An Austin, Texas, neighborhood is on high alert after a woman’s body was found burned alive on the side of the road, with an arrest yet to be made.
Melissa Davis, 33, was pronounced dead at the scene after firefighters found her when responding to a report of a grass fire in the upscale area of Cat Mountain on September 29, the Daily Mail reported.
Police reportedly “smelled a strong odor of accelerant” near the victim’s body, which was located in a grassy patch next to the intersection of Mesa Drive and Cat Mountain Drive.
According to detectives, a lighter that appeared to be new and a butcher knife were also recovered from the scene. The search warrant for the case states that police believe the knife was “placed with the decedent in an attempt to destroy the evidence with the fire.”
An autopsy of Davis’s body revealed that she had been burned alive, though the perpetrator is currently unknown.
While a suspect has yet to be named, the Austin Police Department (APD) obtained a search warrant for the victim’s phone data, and uncovered that she left her mother’s home the day before her death, telling her she had to go have her phone fixed at the Apple store. Davis’s phone was not found at the scene.
APD also announced they are looking for the victim’s car, which was also missing from the scene.
The department made a post on Facebook describing the vehicle as a 2016 blue Toyota 4Runner with a Texas license plate reading “KYV3765.”
“A reward of up to $1,000 may be available for any information that leads to an arrest,” police said.
According to Davis’s Facebook page, she was living in Taos, New Mexico, but was originally from Austin.

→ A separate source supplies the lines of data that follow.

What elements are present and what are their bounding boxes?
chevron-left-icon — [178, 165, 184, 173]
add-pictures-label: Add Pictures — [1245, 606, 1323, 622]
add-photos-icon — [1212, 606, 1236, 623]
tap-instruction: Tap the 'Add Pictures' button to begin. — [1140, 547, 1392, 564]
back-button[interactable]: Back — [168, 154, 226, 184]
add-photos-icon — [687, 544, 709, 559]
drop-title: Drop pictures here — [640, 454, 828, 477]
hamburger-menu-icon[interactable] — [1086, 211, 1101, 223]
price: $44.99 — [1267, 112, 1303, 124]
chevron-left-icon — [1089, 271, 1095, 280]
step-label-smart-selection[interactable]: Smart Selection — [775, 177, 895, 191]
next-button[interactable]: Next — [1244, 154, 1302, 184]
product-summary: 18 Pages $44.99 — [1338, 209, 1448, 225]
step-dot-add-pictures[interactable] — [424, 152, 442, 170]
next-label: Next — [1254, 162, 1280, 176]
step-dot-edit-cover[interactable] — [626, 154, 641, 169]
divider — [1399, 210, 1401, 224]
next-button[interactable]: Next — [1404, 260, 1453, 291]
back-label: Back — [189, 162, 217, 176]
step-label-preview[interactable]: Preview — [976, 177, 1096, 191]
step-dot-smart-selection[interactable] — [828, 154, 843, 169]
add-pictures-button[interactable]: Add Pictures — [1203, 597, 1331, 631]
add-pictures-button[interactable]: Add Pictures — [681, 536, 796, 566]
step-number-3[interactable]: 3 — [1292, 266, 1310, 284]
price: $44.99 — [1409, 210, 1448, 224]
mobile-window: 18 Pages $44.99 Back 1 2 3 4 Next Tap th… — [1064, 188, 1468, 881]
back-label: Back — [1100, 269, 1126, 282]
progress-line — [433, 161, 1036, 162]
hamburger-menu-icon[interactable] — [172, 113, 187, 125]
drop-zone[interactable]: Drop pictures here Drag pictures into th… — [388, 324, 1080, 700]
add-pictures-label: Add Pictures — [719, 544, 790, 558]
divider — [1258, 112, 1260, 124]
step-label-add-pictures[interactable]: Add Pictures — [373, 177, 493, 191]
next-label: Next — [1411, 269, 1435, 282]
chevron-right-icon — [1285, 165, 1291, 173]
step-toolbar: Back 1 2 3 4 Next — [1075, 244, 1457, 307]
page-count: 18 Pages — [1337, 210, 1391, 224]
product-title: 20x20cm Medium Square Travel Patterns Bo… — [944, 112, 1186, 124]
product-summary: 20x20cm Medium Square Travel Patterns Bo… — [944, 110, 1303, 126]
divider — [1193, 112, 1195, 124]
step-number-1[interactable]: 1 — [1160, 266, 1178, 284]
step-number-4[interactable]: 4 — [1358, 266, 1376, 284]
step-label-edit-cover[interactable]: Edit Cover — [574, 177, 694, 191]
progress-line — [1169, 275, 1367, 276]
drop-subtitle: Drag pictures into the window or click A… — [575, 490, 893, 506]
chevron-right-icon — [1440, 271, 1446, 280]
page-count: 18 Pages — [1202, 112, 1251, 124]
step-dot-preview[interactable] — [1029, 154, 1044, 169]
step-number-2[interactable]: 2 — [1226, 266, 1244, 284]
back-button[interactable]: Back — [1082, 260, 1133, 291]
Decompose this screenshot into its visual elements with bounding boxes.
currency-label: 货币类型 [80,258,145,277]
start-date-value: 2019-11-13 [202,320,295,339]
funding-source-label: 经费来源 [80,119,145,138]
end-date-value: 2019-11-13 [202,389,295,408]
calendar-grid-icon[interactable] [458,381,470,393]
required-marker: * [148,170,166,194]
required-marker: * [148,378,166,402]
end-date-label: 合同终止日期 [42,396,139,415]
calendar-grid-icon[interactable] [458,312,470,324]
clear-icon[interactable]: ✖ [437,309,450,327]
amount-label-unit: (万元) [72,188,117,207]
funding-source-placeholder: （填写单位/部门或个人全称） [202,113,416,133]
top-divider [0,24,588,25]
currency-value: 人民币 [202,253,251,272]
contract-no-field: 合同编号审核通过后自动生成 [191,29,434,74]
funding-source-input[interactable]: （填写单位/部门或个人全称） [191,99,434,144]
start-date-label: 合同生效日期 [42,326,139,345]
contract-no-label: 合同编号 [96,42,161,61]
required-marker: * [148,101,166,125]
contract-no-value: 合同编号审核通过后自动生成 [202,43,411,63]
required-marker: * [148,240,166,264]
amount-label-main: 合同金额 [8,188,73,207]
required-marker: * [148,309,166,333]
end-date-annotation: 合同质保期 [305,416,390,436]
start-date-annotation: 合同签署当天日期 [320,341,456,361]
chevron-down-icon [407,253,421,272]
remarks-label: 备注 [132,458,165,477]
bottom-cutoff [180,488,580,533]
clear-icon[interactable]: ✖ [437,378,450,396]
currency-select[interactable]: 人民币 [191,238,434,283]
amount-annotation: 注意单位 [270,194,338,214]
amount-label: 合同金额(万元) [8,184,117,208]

Her best friend, Ellie Simmons, shared her grief with KVUE.
“She had more of a zest for life than I think anyone else,” the heartbroken friend said. “And we actually had dreams together with one of our other friends to start a hostel in Costa Rica and we would have an art station. She painted. She loved art.”
Simmons, who said she was like a “soul sister” to Davis, described her deceased friend as “a shining light in the dark” who “made any situation that was harder or darker, lighter.”
Davis Haisman, another good pal of Davis’s, told the outlet that he was left with “such a deep grief.”
“Just to know that this person I cared so much about was not only gone but had been through such an ordeal,” he said. “I still feel like my heart is breaking. Like I’m being stabbed. Like I’ve been stabbed and I’m bleeding out slowly.”